Loosen your collar and allow yourself to read, understand, and laugh if something in the passage is humorous. It just might make the text more memorable.
9) Open-mindedness: have an open mind to accept how things were in the Bible times and not to inject today's morals and standards on the actions, behaviors, laws, and social standards of the narratives in the Bible. It may help to do some additional research to help yourself understand politics, culture, and history at any given time that the books of the Bible were published.
10) Persistence: whether you choose to read the Bible in the shortest amount of time, or take your time searching for deeper meaning- persistence will be key. Reading the Bible is a marathon, not a Sprint.
The end goal is to finish it to completion. One thing that I have done to maintain my resolution of reading the Bible every day is to have a designated place and time to do it. This helps to fight against "mental resistance ", as described in the video by YouTube content creator, Better Than Yesterday.
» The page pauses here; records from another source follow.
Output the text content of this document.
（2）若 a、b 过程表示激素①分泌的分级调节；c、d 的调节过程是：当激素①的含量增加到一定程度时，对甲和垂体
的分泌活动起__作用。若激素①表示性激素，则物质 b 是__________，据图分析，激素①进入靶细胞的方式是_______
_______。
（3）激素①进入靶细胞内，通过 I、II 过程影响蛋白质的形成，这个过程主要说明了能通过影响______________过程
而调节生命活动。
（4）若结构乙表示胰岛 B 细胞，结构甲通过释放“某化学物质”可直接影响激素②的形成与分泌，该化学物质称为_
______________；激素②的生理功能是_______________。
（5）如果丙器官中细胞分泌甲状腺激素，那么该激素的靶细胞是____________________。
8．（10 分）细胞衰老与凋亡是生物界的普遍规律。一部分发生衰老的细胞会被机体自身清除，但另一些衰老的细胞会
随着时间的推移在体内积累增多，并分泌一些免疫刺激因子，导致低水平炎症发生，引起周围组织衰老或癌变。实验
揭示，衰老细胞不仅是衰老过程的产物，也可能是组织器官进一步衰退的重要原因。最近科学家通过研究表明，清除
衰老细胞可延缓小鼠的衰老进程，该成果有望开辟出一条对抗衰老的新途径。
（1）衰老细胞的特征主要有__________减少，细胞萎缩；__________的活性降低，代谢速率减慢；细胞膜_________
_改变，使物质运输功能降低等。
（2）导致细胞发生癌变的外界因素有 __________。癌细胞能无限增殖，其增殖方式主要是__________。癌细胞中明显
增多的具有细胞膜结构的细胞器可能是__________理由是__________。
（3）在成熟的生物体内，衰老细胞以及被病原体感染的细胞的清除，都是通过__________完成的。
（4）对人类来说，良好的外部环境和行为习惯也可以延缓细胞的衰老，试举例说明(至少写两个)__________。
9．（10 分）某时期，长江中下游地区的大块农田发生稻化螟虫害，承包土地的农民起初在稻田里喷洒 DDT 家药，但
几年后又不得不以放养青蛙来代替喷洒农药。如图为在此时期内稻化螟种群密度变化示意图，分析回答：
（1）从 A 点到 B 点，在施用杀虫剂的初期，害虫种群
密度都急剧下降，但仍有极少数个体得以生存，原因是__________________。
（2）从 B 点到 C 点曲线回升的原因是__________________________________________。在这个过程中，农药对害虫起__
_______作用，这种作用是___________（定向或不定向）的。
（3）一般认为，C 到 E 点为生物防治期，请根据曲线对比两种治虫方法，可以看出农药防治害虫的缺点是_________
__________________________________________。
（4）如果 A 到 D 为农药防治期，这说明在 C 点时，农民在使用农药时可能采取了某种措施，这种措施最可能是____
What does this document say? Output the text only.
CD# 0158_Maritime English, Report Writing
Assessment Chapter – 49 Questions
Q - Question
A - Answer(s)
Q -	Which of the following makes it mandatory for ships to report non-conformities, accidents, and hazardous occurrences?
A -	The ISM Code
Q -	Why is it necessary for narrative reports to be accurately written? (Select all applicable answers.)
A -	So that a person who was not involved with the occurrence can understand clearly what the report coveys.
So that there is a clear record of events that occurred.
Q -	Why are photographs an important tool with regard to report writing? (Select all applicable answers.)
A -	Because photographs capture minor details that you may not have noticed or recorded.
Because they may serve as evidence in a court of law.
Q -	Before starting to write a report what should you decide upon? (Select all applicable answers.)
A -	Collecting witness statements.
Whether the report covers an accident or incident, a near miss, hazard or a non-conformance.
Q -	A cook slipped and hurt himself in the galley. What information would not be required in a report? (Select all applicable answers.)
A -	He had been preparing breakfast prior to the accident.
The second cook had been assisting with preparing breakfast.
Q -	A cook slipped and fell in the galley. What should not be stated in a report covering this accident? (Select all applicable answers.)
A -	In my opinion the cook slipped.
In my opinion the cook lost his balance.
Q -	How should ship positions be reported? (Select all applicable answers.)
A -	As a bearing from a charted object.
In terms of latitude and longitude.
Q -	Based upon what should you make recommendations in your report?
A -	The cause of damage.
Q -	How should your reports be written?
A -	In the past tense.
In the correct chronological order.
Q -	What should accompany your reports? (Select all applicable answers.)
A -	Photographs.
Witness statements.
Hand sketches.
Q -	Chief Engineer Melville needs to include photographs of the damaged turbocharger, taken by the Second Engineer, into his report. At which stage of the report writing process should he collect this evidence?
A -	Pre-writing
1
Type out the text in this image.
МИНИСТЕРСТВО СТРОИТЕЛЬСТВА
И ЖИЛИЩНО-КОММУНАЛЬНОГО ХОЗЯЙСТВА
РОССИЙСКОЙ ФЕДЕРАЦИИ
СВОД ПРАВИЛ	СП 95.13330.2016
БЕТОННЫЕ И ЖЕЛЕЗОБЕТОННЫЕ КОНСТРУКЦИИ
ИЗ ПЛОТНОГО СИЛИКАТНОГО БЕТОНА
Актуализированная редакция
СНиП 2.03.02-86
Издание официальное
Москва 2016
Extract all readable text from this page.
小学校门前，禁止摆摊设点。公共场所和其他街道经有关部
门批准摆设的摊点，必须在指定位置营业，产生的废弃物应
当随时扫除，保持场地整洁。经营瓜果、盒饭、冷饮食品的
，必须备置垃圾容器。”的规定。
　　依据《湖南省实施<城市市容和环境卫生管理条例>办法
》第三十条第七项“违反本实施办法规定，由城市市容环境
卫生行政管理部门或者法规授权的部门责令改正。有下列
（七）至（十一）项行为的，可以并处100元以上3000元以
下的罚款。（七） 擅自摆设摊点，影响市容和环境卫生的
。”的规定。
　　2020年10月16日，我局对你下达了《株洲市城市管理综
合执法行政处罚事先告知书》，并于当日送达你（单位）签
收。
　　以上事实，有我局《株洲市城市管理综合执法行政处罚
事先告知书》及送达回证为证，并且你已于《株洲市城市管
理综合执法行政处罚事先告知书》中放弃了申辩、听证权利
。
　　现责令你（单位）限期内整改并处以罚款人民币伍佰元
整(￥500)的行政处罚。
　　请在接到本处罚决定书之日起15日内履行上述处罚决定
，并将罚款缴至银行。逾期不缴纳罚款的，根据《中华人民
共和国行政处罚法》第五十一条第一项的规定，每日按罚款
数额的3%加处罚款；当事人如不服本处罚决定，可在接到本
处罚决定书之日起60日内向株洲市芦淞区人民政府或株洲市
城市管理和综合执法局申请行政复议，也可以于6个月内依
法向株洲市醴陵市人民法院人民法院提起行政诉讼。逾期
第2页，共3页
Having an accountability partner can also be another way to resist giving up at some point. If you study with a friend or a group I believe you will increase your chances even more. The commitment that I have made to read the Bible daily has been like a marriage vow. "Through sickness and health," I have read it.
The Book of Ruth will always stick with me because I remember on that particular day I woke up with a migraine. I felt ill to my stomach and very weak. I really suffered my way through that particular reading. I'm extremely thankful that on that particular day one of the shorter readings were scheduled. Speaking of schedules...
11) Organization: you can definitely pick up the Bible and start from the beginning and go straight through to the end. There are many methods for reading the Bible. I suggest you find a particular want to stick to it. I would recommend using a Bible study guide in order to pace yourself and stay the course.
I chose a Bible study guide that was designed specifically to help one read the Bible in one year. The book is called The Woman's Guide to Reading the Bible in a year, the author is Diane Stortz.
12) Faith: if you're going to complete this challenge, you need to have faith in yourself that you can read the Bible in its entirety. Also, have faith that the lessons and stories found in the Bible can help you build moral character, have a better understanding of Human Condition, and a better understanding of who God is, what your relationship is with him, and what is purposes for you.
For non-believers, faith in the historical relevance should be proven at some point as you make your way through the Old and New Testament.
*This is NOT a set in stone requirement of what a person needs to actually read the Bible, but I think these are great skills/personality traits to have that can enhance your understanding and enjoyment of the Bible.